Generating keyword scores

The following code goes through a user’s messages, breaks them into fragments and counts the number of instances for each encountered word.

def getKeywordScores(user, messages):
        keywords = {}
        blacklist = ["a", "an", "by", "on", "that", "the", "these", "this", "those", "to"]
        # and many more words
        blacklist.append(user)
        for message in messages:
                tweet = message["summary"]
                words = re.split(" ", tweet)
                for word in words:
                        word = re.sub("^\W*", "", word)
                        word = re.sub("\W*$", "", word)
                        if word.startswith("http://"):
                                continue
                        word = word.lower()
                        if word in blacklist:
                                continue
                        if not word:
                                continue
                        count = keywords.get(word, 0)
                        keywords[word] = count + 1
        final_keywords = {}
        for k in keywords:
                if keywords[k] > 1:
                        final_keywords[k] = keywords[k]
        return final_keywords

Computing similarities

The code to compute similarity scores and the ideas behind that are presented in Programming Collective Intelligence. The source code for the book is available online. The relevant pieces are in chapter2/recommendations.py – sim_distance() (Euclidian Distance), sim_pearson() (Pearson Coefficient) and topMatches(). The latter compares one user to all others and returns the list of n most similar users along with their respective similarity scores.

Similar users

The following code brings it all together and demonstrates how we can show users that are similar to a specific one, given the computed dictionary of keyword scores.
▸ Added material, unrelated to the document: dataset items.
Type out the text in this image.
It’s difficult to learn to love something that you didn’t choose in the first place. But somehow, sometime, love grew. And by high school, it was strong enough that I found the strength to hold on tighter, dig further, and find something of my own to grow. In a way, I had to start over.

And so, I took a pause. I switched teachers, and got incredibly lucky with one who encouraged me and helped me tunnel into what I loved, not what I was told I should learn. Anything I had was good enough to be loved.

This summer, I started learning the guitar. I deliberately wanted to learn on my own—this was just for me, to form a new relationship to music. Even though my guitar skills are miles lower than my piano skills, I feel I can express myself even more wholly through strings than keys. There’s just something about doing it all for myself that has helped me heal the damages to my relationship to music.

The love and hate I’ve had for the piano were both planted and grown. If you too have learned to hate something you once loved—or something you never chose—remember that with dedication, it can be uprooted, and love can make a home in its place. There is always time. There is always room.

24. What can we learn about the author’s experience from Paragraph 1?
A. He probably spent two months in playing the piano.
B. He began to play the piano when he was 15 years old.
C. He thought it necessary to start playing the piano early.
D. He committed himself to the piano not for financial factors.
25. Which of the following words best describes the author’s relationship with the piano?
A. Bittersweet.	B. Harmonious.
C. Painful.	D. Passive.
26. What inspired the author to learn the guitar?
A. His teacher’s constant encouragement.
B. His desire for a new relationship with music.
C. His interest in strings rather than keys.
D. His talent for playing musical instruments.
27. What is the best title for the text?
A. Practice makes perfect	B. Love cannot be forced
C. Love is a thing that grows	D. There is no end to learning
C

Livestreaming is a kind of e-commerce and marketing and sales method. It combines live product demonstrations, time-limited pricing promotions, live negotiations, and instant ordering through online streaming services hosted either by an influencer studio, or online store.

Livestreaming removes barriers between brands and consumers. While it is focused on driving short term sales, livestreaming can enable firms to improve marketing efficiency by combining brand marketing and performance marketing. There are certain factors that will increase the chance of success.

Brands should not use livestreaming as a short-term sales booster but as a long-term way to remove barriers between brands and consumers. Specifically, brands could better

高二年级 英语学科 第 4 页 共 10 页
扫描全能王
from recommendations import sim_pearson, sim_distance, topMatches
# [...]
if __name__ == "__main__":
        users = getWefollowTwitterUsers()
        # add my own
        users.append("abendig")
        print users
        user_keywords = {}
        for user in users:
                print "processing data for:", user
                messages = getUserMessages(user = user)
                user_keywords[user] = getKeywordScores(user = user, messages = messages)
 
        # Similarity between the first user and three others
        print sim_pearson(user_keywords, users[0], users[1])
        print sim_pearson(user_keywords, users[0], users[2])
        print sim_pearson(user_keywords, users[0], users[3])
 
        # My top three matches
        print topMatches(user_keywords, "abendig", n = 3, similarity = sim_pearson)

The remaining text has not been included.